Катя искоса посмотрела на Туманова. Он был моложе Павловского лет на восемь-десять.
— А вы давно его знаете?
— С войны.
— С какой? — тихо спросила Катя. — Павловский бывал во многих местах, где стреляли.
— С какой, я уже забыл, — Туманов усмехнулся.
— Почему вы не хотите сказать?
— Ну, сболтнешь лишнее, а потом приедет какой-нибудь хмырь в погонах, начнет жилы мотать. У меня уж так было раз после Косова, — Туманов сплюнул. — Прицепились репьями — как попал, да кто вербовал, да с кем контактировал…
— Вы в армии служили?
— Срочную в ВДВ, потом по контракту, потом… по другому контракту.
— А сейчас что же, к земле потянуло?
— Надо же в люди когда-нибудь выбиваться. А то вон Щурка говорит — мы как самураи, — Туманов протянул Кате руку. — Тут рытвина, осторожнее, не споткнись. Деньжата кое-какие были, потом я тачку свою продал. Что в чулке держать? У меня и чулка-то нет, и квартиры… Шура предложил вариант с фермой. Я подумал — чем плохо для начала?
— А откуда вы родом?
— Из Тарусы.
— А родители ваши живы?
— Нет. Вас все без исключения пункты моей биографии интересуют?
— Ага. — Катя улыбнулась. — Вашей и Павловского
— Ну так! Шурой женщины страшно интересуются. Ну, что же такое про него тебе сказать? Самое главное — он был женат, и даже дважды.
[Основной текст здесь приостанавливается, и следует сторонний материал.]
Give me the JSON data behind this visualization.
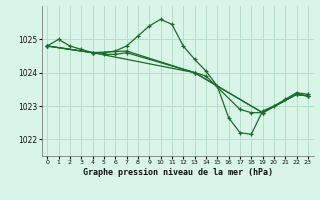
{
  "bg_color": "#d8f5e8",
  "grid_color": "#b8ddc8",
  "line_color": "#1a6b2a",
  "marker_color": "#1a6b2a",
  "title": "Graphe pression niveau de la mer (hPa)",
  "xlim": [
    -0.5,
    23.5
  ],
  "ylim": [
    1021.5,
    1026.0
  ],
  "yticks": [
    1022,
    1023,
    1024,
    1025
  ],
  "xticks": [
    0,
    1,
    2,
    3,
    4,
    5,
    6,
    7,
    8,
    9,
    10,
    11,
    12,
    13,
    14,
    15,
    16,
    17,
    18,
    19,
    20,
    21,
    22,
    23
  ],
  "series": [
    {
      "x": [
        0,
        1,
        2,
        3,
        4,
        5,
        6,
        7,
        8,
        9,
        10,
        11,
        12,
        13,
        14,
        15,
        16,
        17,
        18,
        19,
        20,
        21,
        22,
        23
      ],
      "y": [
        1024.8,
        1025.0,
        1024.8,
        1024.7,
        1024.6,
        1024.6,
        1024.65,
        1024.8,
        1025.1,
        1025.4,
        1025.6,
        1025.45,
        1024.8,
        1024.4,
        1024.05,
        1023.6,
        1022.65,
        1022.2,
        1022.15,
        1022.85,
        1023.0,
        1023.2,
        1023.4,
        1023.35
      ]
    },
    {
      "x": [
        0,
        4,
        5,
        6,
        7,
        13,
        14,
        17,
        18,
        19,
        22,
        23
      ],
      "y": [
        1024.8,
        1024.6,
        1024.55,
        1024.55,
        1024.6,
        1024.0,
        1023.9,
        1022.9,
        1022.8,
        1022.8,
        1023.35,
        1023.3
      ]
    },
    {
      "x": [
        0,
        4,
        7,
        13,
        19,
        22,
        23
      ],
      "y": [
        1024.8,
        1024.6,
        1024.65,
        1024.0,
        1022.8,
        1023.35,
        1023.3
      ]
    },
    {
      "x": [
        0,
        4,
        13,
        19,
        22,
        23
      ],
      "y": [
        1024.8,
        1024.6,
        1024.0,
        1022.8,
        1023.35,
        1023.3
      ]
    }
  ]
}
Но развелся. Сейчас свободен.
—А вы?
— Я? Я тоже был женат, сказал Туманов. — Когда-то был…
— У вас такой большой красивый дом, — повторила Катя, — но женщины там явно не хватает.
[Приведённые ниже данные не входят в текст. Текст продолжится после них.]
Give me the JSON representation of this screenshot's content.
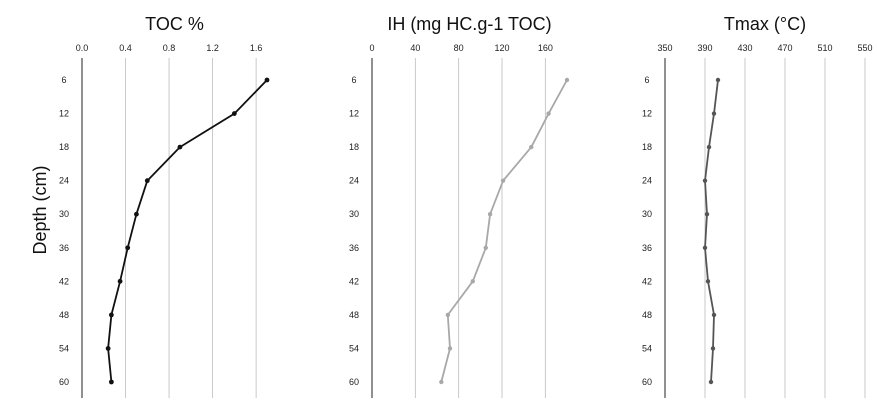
{
  "figure": {
    "ylabel": "Depth (cm)"
  },
  "chart_data": [
    {
      "type": "line",
      "title": "TOC %",
      "xlim": [
        0,
        1.7
      ],
      "xticks": [
        "0.0",
        "0.4",
        "0.8",
        "1.2",
        "1.6"
      ],
      "ylim": [
        6,
        60
      ],
      "yticks": [
        "6",
        "12",
        "18",
        "24",
        "30",
        "36",
        "42",
        "48",
        "54",
        "60"
      ],
      "grid": "vertical",
      "series": [
        {
          "x": [
            1.7,
            1.4,
            0.9,
            0.6,
            0.5,
            0.42,
            0.35,
            0.27,
            0.24,
            0.27
          ],
          "y": [
            6,
            12,
            18,
            24,
            30,
            36,
            42,
            48,
            54,
            60
          ],
          "color": "#111111"
        }
      ]
    },
    {
      "type": "line",
      "title": "IH (mg HC.g-1 TOC)",
      "xlim": [
        0,
        180
      ],
      "xticks": [
        "0",
        "40",
        "80",
        "120",
        "160"
      ],
      "ylim": [
        6,
        60
      ],
      "yticks": [
        "6",
        "12",
        "18",
        "24",
        "30",
        "36",
        "42",
        "48",
        "54",
        "60"
      ],
      "grid": "vertical",
      "series": [
        {
          "x": [
            180,
            163,
            147,
            121,
            109,
            105,
            93,
            70,
            72,
            64
          ],
          "y": [
            6,
            12,
            18,
            24,
            30,
            36,
            42,
            48,
            54,
            60
          ],
          "color": "#a8a8a8"
        }
      ]
    },
    {
      "type": "line",
      "title": "Tmax (°C)",
      "xlim": [
        350,
        550
      ],
      "xticks": [
        "350",
        "390",
        "430",
        "470",
        "510",
        "550"
      ],
      "ylim": [
        6,
        60
      ],
      "yticks": [
        "6",
        "12",
        "18",
        "24",
        "30",
        "36",
        "42",
        "48",
        "54",
        "60"
      ],
      "grid": "vertical",
      "series": [
        {
          "x": [
            403,
            399,
            394,
            390,
            392,
            390,
            393,
            399,
            398,
            396
          ],
          "y": [
            6,
            12,
            18,
            24,
            30,
            36,
            42,
            48,
            54,
            60
          ],
          "color": "#555555"
        }
      ]
    }
  ]
}
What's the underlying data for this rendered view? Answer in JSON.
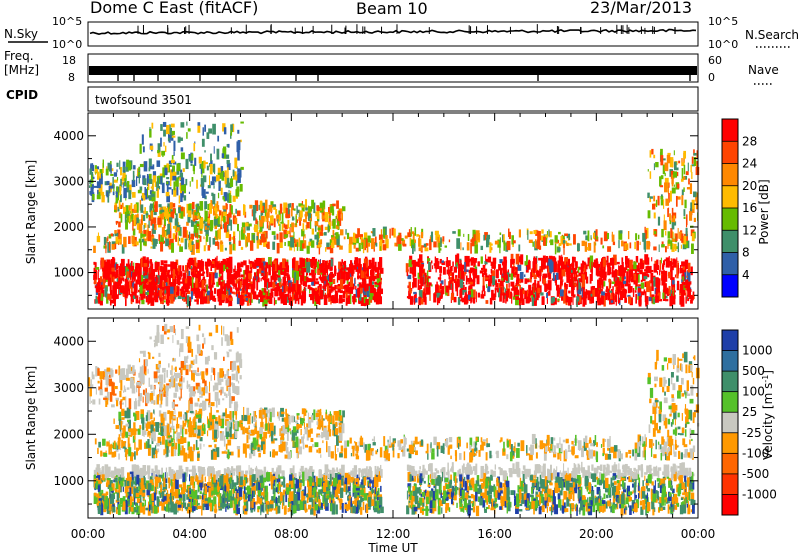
{
  "header": {
    "station": "Dome C East (fitACF)",
    "beam": "Beam 10",
    "date": "23/Mar/2013"
  },
  "strips": {
    "nsky_label": "N.Sky",
    "nsky_ticks": [
      "10^5",
      "10^0"
    ],
    "nsearch_label": "N.Search",
    "nsearch_ticks": [
      "10^5",
      "10^0"
    ],
    "freq_label_line1": "Freq.",
    "freq_label_line2": "[MHz]",
    "freq_ticks": [
      "18",
      "8"
    ],
    "nave_label": "Nave",
    "nave_ticks": [
      "60",
      "0"
    ],
    "cpid_label": "CPID",
    "cpid_value": "twofsound 3501"
  },
  "chart_data": [
    {
      "type": "heatmap",
      "panel": "power",
      "ylabel": "Slant Range [km]",
      "xlabel": "",
      "y_ticks": [
        1000,
        2000,
        3000,
        4000
      ],
      "ylim": [
        200,
        4500
      ],
      "x_ticks": [
        "00:00",
        "04:00",
        "08:00",
        "12:00",
        "16:00",
        "20:00",
        "00:00"
      ],
      "xlim_hours": [
        0,
        24
      ],
      "colorbar": {
        "label": "Power [dB]",
        "ticks": [
          "28",
          "24",
          "20",
          "16",
          "12",
          "8",
          "4"
        ],
        "colors": [
          "#ff0000",
          "#ff4400",
          "#ff8800",
          "#ffbb00",
          "#66bb00",
          "#3f8f6a",
          "#2f5fa8",
          "#0000ff"
        ]
      }
    },
    {
      "type": "heatmap",
      "panel": "velocity",
      "ylabel": "Slant Range [km]",
      "xlabel": "Time UT",
      "y_ticks": [
        1000,
        2000,
        3000,
        4000
      ],
      "ylim": [
        200,
        4500
      ],
      "x_ticks": [
        "00:00",
        "04:00",
        "08:00",
        "12:00",
        "16:00",
        "20:00",
        "00:00"
      ],
      "xlim_hours": [
        0,
        24
      ],
      "colorbar": {
        "label": "Velocity [m s-1]",
        "ticks": [
          "1000",
          "500",
          "100",
          "25",
          "-25",
          "-100",
          "-500",
          "-1000"
        ],
        "colors": [
          "#1f3fa8",
          "#2f6f9f",
          "#3f8f6a",
          "#55c12a",
          "#c8c8c0",
          "#ff9900",
          "#ff6600",
          "#ff3300",
          "#ff0000"
        ]
      }
    }
  ]
}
— Ну, вот Шура в третий раз женится, и будет порядок.
— На ком женится?
Туманов пожал плечами, усмехнулся.
— Я заметила сегодня утром, что Полина… — Катя помолчала. — Скажите, Костя, вы ведь были на этой свадьбе. Что вы видели? Я этот вопрос не только вам — врес здесь задаю…
— И кто что видел? — спросил Туманов. — Видели все одно и то же. Чибисов пыль в глаза активно пускал: музон, венчание с колокольным звоном, фейерверк.
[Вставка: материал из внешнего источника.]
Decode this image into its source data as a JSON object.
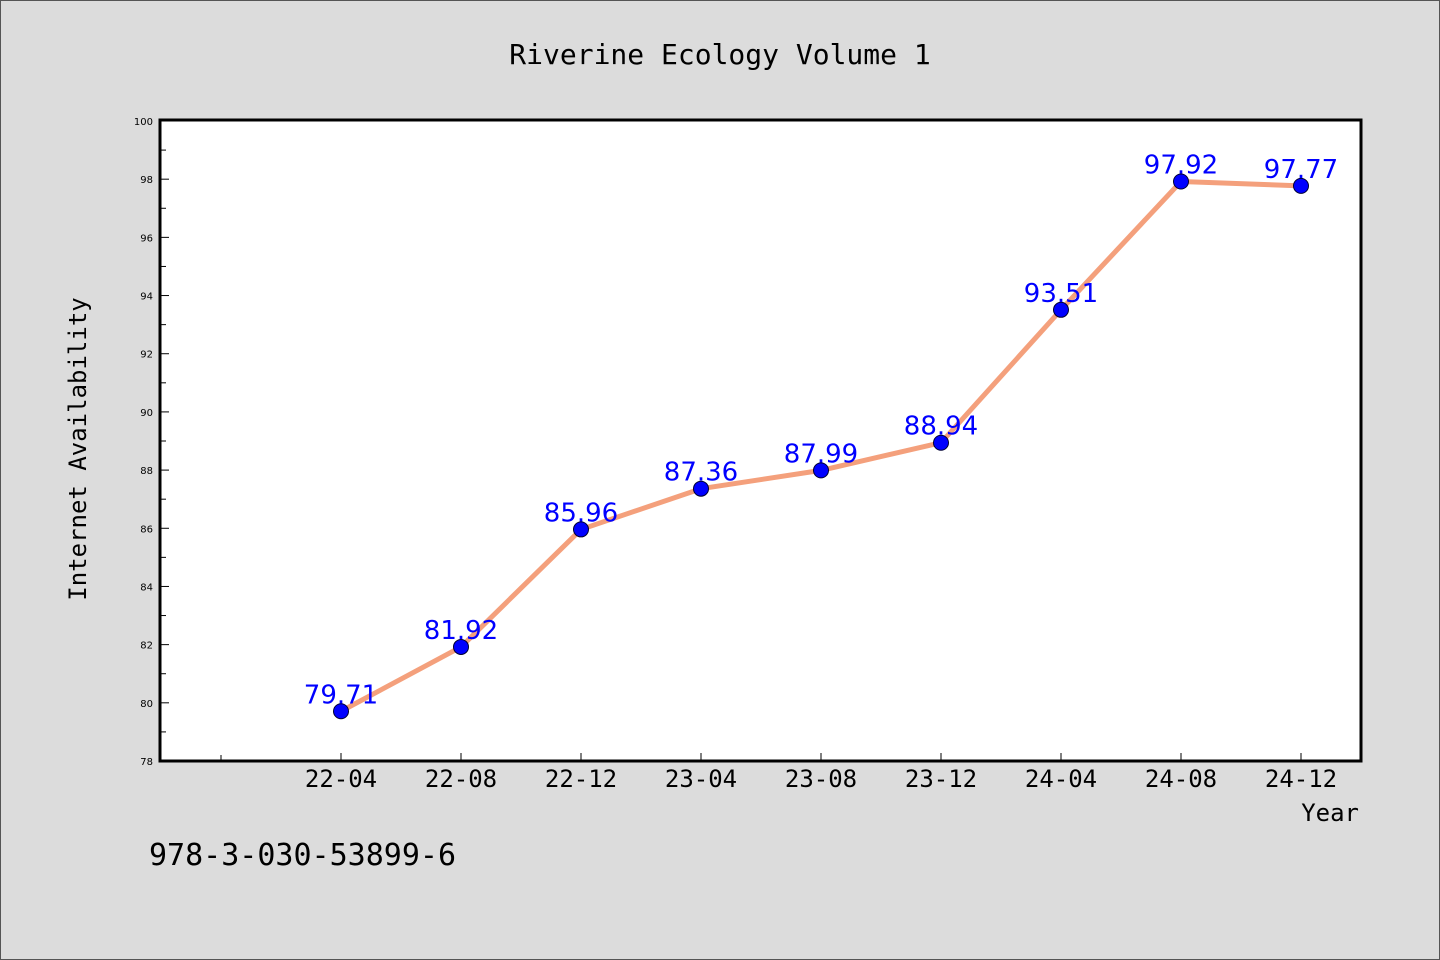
{
  "chart_data": {
    "type": "line",
    "title": "Riverine Ecology Volume 1",
    "xlabel": "Year",
    "ylabel": "Internet Availability",
    "categories": [
      "22-04",
      "22-08",
      "22-12",
      "23-04",
      "23-08",
      "23-12",
      "24-04",
      "24-08",
      "24-12"
    ],
    "series": [
      {
        "values": [
          79.71,
          81.92,
          85.96,
          87.36,
          87.99,
          88.94,
          93.51,
          97.92,
          97.77
        ],
        "labels": [
          "79.71",
          "81.92",
          "85.96",
          "87.36",
          "87.99",
          "88.94",
          "93.51",
          "97.92",
          "97.77"
        ]
      }
    ],
    "ylim": [
      78,
      100
    ],
    "yticks": [
      78,
      80,
      82,
      84,
      86,
      88,
      90,
      92,
      94,
      96,
      98,
      100
    ],
    "grid": false,
    "legend": "none",
    "colors": {
      "line": "#f4a07c",
      "marker": "#0000ff",
      "data_label": "#0000ff",
      "plot_background": "#ffffff",
      "figure_background": "#dcdcdc"
    }
  },
  "footer": {
    "isbn": "978-3-030-53899-6"
  }
}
— Вы поздно оттуда уехали?
— Под утро как все. Гроза началась, ливень — застолье все в дом перекочевало, но сидели все до упора.
— Вы не заметили, после того как Полина с Артемом уехали, никто из гостей не собрался тоже домой?
— Нет, не заметил. Да откуда? — Туманов покачал головой. — Там такое столпотворение было, джаз играл, танцы-обжиманцы…
— Вы-то сами танцевали?
— Ну, свадьба ведь… Вообще, я как медведь в этих делах. А, вспомнил, кто сразу же вслед молодым из-за стола поднялся ехать.
— Кто?
— Отец Феоктист. Знаете его?
— Видела в доме Чибисова.
— Он тогда заторопился из-за стола — сказал, что ему церковь надо на охрану сдавать.